C++ Question

DiscoBall 13

Given the declaration. int *a; The statement. a = new int [50]; Dynamically allowcates an array of 50 components of the type? int, int*, pointer, address?

koothkeeper

You get a pointer to an array of 50 unique integers.

toxcct

int* a; declares a as a pointer to an int. a = new int[50] allocates an array of 50 int, and then returns the address of the array in memory into a. then, you can code a[1] to access the 2nd cell on the array. if you wanted an array of pointers to int, you should write this :

int* a;
a = new int*[50];

cheers,

---

TOXCCT >>> GEII power
[toxcct][VisualCalc]

Anonymous

Not quite.

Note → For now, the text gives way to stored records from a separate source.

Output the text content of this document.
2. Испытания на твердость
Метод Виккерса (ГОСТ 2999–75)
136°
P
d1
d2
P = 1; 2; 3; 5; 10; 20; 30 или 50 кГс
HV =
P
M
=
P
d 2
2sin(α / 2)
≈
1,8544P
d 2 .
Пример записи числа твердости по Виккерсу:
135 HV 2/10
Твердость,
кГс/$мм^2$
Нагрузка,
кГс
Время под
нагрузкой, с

That would be: // 50 new pointers to integers. int **a = new (int *)[50]; // Parentheses might not be necessary. int *b = a[0]; // Assign one element of the array to an int pointer. int c = 0; // New integer on the stack b = &c; // Assign a value to the pointer. a[0] = &c; // Same effect as the above line. *b = 5; // Assign a value to the integer pointed to by b. *(a[0]) = 5; // Same effect as the above line. (Note: I wrote this code in the input box and didn't compile it to double-check if it works, so if I got something wrong please correct me.) Like the other posters said, the code "int *a = new int[50]" allocates an array of 50 integers on the heap and assigns a to the address of the beginning of that array.

Lost User

Thank You very much I wish I would of found this site Last year because I Graduated today from Farmingdale suny I thank all comrades of this site Thank You:laugh::laugh: